Monday, July 18, 2011

IIT-M Scientists Scooped on Super Sand?

K.S. Jayaraman in Nature India [free subscription required]:

'Super sand', hailed as a low-cost water purification option for developing countries, recently made headlines across the world after researchers reported its merits. The sand, they said, could be made by coating ordinary sand grains with graphite oxide and could remove mercury and dyes from water. Its uniqueness — five times more filtering capacity than that of sand, which is traditionally used for water filtration.
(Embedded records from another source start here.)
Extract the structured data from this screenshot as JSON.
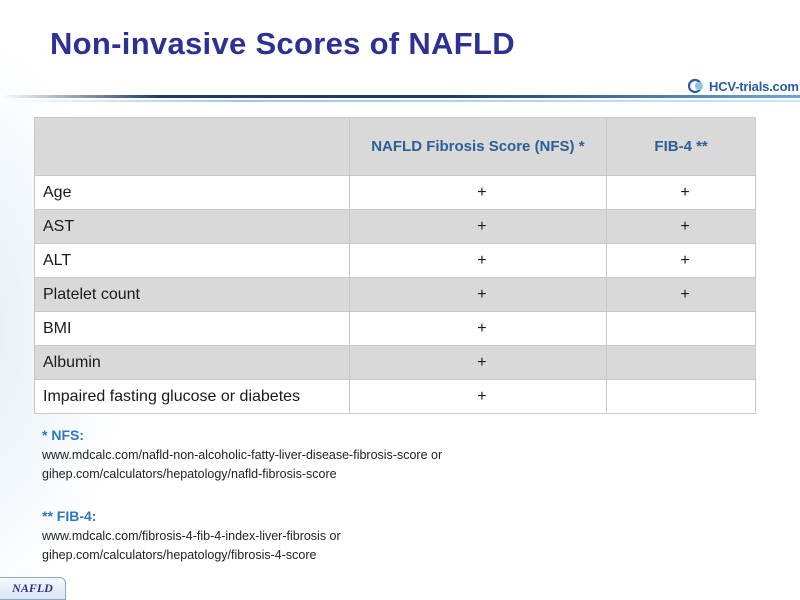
{
  "slide": {
    "title": "Non-invasive Scores of NAFLD",
    "logo_text": "HCV-trials.com",
    "footer_tag": "NAFLD"
  },
  "table": {
    "headers": [
      "",
      "NAFLD Fibrosis Score (NFS) *",
      "FIB-4 **"
    ],
    "rows": [
      {
        "param": "Age",
        "nfs": "+",
        "fib4": "+"
      },
      {
        "param": "AST",
        "nfs": "+",
        "fib4": "+"
      },
      {
        "param": "ALT",
        "nfs": "+",
        "fib4": "+"
      },
      {
        "param": "Platelet count",
        "nfs": "+",
        "fib4": "+"
      },
      {
        "param": "BMI",
        "nfs": "+",
        "fib4": ""
      },
      {
        "param": "Albumin",
        "nfs": "+",
        "fib4": ""
      },
      {
        "param": "Impaired fasting glucose or diabetes",
        "nfs": "+",
        "fib4": ""
      }
    ]
  },
  "notes": [
    {
      "heading": "* NFS:",
      "lines": [
        "www.mdcalc.com/nafld-non-alcoholic-fatty-liver-disease-fibrosis-score or",
        "gihep.com/calculators/hepatology/nafld-fibrosis-score"
      ]
    },
    {
      "heading": "** FIB-4:",
      "lines": [
        "www.mdcalc.com/fibrosis-4-fib-4-index-liver-fibrosis or",
        "gihep.com/calculators/hepatology/fibrosis-4-score"
      ]
    }
  ],
  "colors": {
    "title": "#2e3192",
    "header_text": "#2c5f94",
    "note_heading": "#2c77bd",
    "shaded_row": "#d9d9d9"
  },
  "icons": {
    "logo": "hcv-trials-logo-icon"
  }
}
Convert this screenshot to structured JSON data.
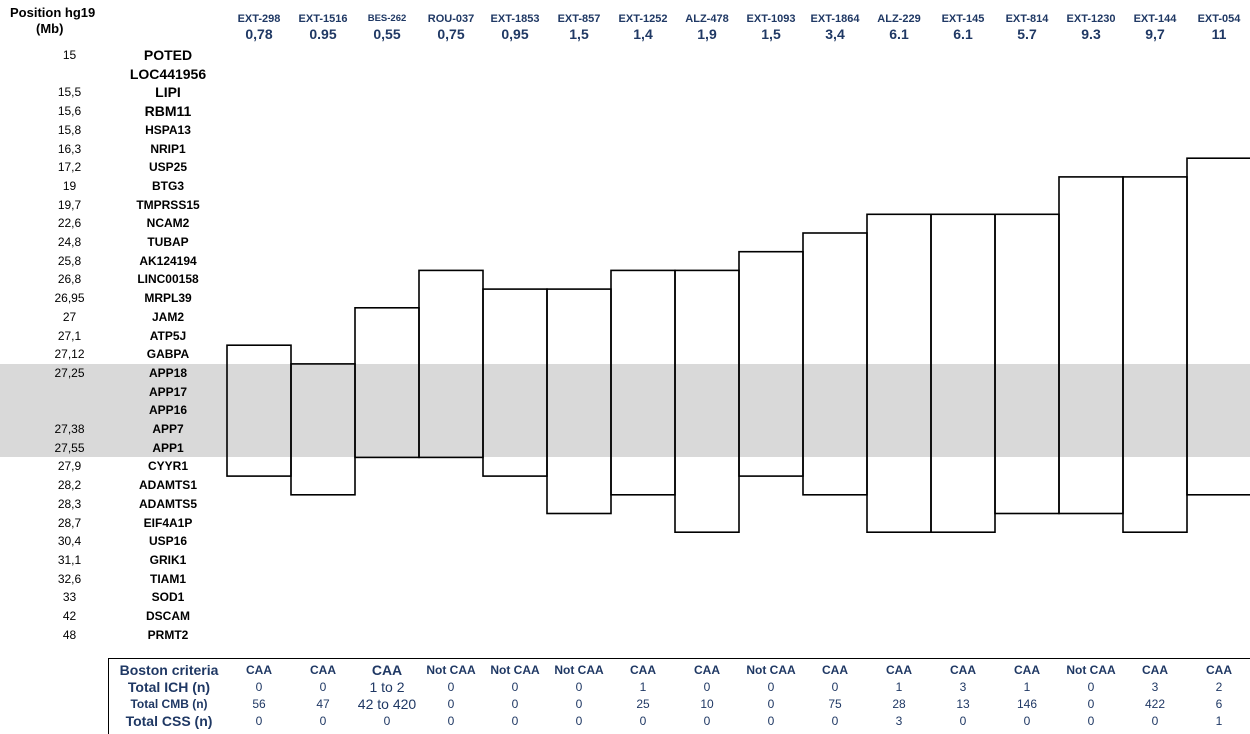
{
  "header": {
    "position_label": "Position hg19",
    "unit_label": "(Mb)"
  },
  "chart_data": {
    "type": "table",
    "rows": [
      {
        "position": "15",
        "gene": "POTED",
        "big": true
      },
      {
        "position": "",
        "gene": "LOC441956",
        "big": true
      },
      {
        "position": "15,5",
        "gene": "LIPI",
        "big": true
      },
      {
        "position": "15,6",
        "gene": "RBM11",
        "big": true
      },
      {
        "position": "15,8",
        "gene": "HSPA13"
      },
      {
        "position": "16,3",
        "gene": "NRIP1"
      },
      {
        "position": "17,2",
        "gene": "USP25"
      },
      {
        "position": "19",
        "gene": "BTG3"
      },
      {
        "position": "19,7",
        "gene": "TMPRSS15"
      },
      {
        "position": "22,6",
        "gene": "NCAM2"
      },
      {
        "position": "24,8",
        "gene": "TUBAP"
      },
      {
        "position": "25,8",
        "gene": "AK124194"
      },
      {
        "position": "26,8",
        "gene": "LINC00158"
      },
      {
        "position": "26,95",
        "gene": "MRPL39"
      },
      {
        "position": "27",
        "gene": "JAM2"
      },
      {
        "position": "27,1",
        "gene": "ATP5J"
      },
      {
        "position": "27,12",
        "gene": "GABPA"
      },
      {
        "position": "27,25",
        "gene": "APP18"
      },
      {
        "position": "",
        "gene": "APP17"
      },
      {
        "position": "",
        "gene": "APP16"
      },
      {
        "position": "27,38",
        "gene": "APP7"
      },
      {
        "position": "27,55",
        "gene": "APP1"
      },
      {
        "position": "27,9",
        "gene": "CYYR1"
      },
      {
        "position": "28,2",
        "gene": "ADAMTS1"
      },
      {
        "position": "28,3",
        "gene": "ADAMTS5"
      },
      {
        "position": "28,7",
        "gene": "EIF4A1P"
      },
      {
        "position": "30,4",
        "gene": "USP16"
      },
      {
        "position": "31,1",
        "gene": "GRIK1"
      },
      {
        "position": "32,6",
        "gene": "TIAM1"
      },
      {
        "position": "33",
        "gene": "SOD1"
      },
      {
        "position": "42",
        "gene": "DSCAM"
      },
      {
        "position": "48",
        "gene": "PRMT2"
      }
    ],
    "highlight_rows": [
      17,
      21
    ],
    "samples": [
      {
        "id": "EXT-298",
        "size": "0,78",
        "from_row": 16,
        "to_row": 22,
        "criteria": "CAA",
        "ich": "0",
        "cmb": "56",
        "css": "0"
      },
      {
        "id": "EXT-1516",
        "size": "0.95",
        "from_row": 17,
        "to_row": 23,
        "criteria": "CAA",
        "ich": "0",
        "cmb": "47",
        "css": "0"
      },
      {
        "id": "BES-262",
        "size": "0,55",
        "from_row": 14,
        "to_row": 21,
        "criteria": "CAA",
        "ich": "1 to 2",
        "cmb": "42 to 420",
        "css": "0",
        "small_id": true,
        "big_cells": true
      },
      {
        "id": "ROU-037",
        "size": "0,75",
        "from_row": 12,
        "to_row": 21,
        "criteria": "Not CAA",
        "ich": "0",
        "cmb": "0",
        "css": "0"
      },
      {
        "id": "EXT-1853",
        "size": "0,95",
        "from_row": 13,
        "to_row": 22,
        "criteria": "Not CAA",
        "ich": "0",
        "cmb": "0",
        "css": "0"
      },
      {
        "id": "EXT-857",
        "size": "1,5",
        "from_row": 13,
        "to_row": 24,
        "criteria": "Not CAA",
        "ich": "0",
        "cmb": "0",
        "css": "0"
      },
      {
        "id": "EXT-1252",
        "size": "1,4",
        "from_row": 12,
        "to_row": 23,
        "criteria": "CAA",
        "ich": "1",
        "cmb": "25",
        "css": "0"
      },
      {
        "id": "ALZ-478",
        "size": "1,9",
        "from_row": 12,
        "to_row": 25,
        "criteria": "CAA",
        "ich": "0",
        "cmb": "10",
        "css": "0"
      },
      {
        "id": "EXT-1093",
        "size": "1,5",
        "from_row": 11,
        "to_row": 22,
        "criteria": "Not CAA",
        "ich": "0",
        "cmb": "0",
        "css": "0"
      },
      {
        "id": "EXT-1864",
        "size": "3,4",
        "from_row": 10,
        "to_row": 23,
        "criteria": "CAA",
        "ich": "0",
        "cmb": "75",
        "css": "0"
      },
      {
        "id": "ALZ-229",
        "size": "6.1",
        "from_row": 9,
        "to_row": 25,
        "criteria": "CAA",
        "ich": "1",
        "cmb": "28",
        "css": "3"
      },
      {
        "id": "EXT-145",
        "size": "6.1",
        "from_row": 9,
        "to_row": 25,
        "criteria": "CAA",
        "ich": "3",
        "cmb": "13",
        "css": "0"
      },
      {
        "id": "EXT-814",
        "size": "5.7",
        "from_row": 9,
        "to_row": 24,
        "criteria": "CAA",
        "ich": "1",
        "cmb": "146",
        "css": "0"
      },
      {
        "id": "EXT-1230",
        "size": "9.3",
        "from_row": 7,
        "to_row": 24,
        "criteria": "Not CAA",
        "ich": "0",
        "cmb": "0",
        "css": "0"
      },
      {
        "id": "EXT-144",
        "size": "9,7",
        "from_row": 7,
        "to_row": 25,
        "criteria": "CAA",
        "ich": "3",
        "cmb": "422",
        "css": "0"
      },
      {
        "id": "EXT-054",
        "size": "11",
        "from_row": 6,
        "to_row": 23,
        "criteria": "CAA",
        "ich": "2",
        "cmb": "6",
        "css": "1"
      }
    ],
    "table_labels": {
      "criteria": "Boston criteria",
      "ich": "Total ICH (n)",
      "cmb": "Total CMB (n)",
      "css": "Total CSS (n)"
    }
  }
}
While US and Australian authors have been given credit in the popular and scientific press for the finding, researchers [led by Prof. T. Pradeep] at the nanoscience lab of the Indian Institute of Technology (IIT) in Chennai claim they were two years ahead of the US-Australia group in figuring this out. They say they missed out on the recognition since their scientific paper got delayed in a series of rejections by journal publishers.


  1. Saswata said...
    This comment has been removed by the author.
  2. Saswata said...

    The phenomenon of "borrowing of ideas" is common in the ever-growing and ever-competitive scientific community. However, a proper acknowledgment or reference to the source of the idea should be considered an ethical practice.
    The article points out the importance of a more transparent peer-reviewing system where the fame of a reviewer or an author does not come in the way of the fate of a paper.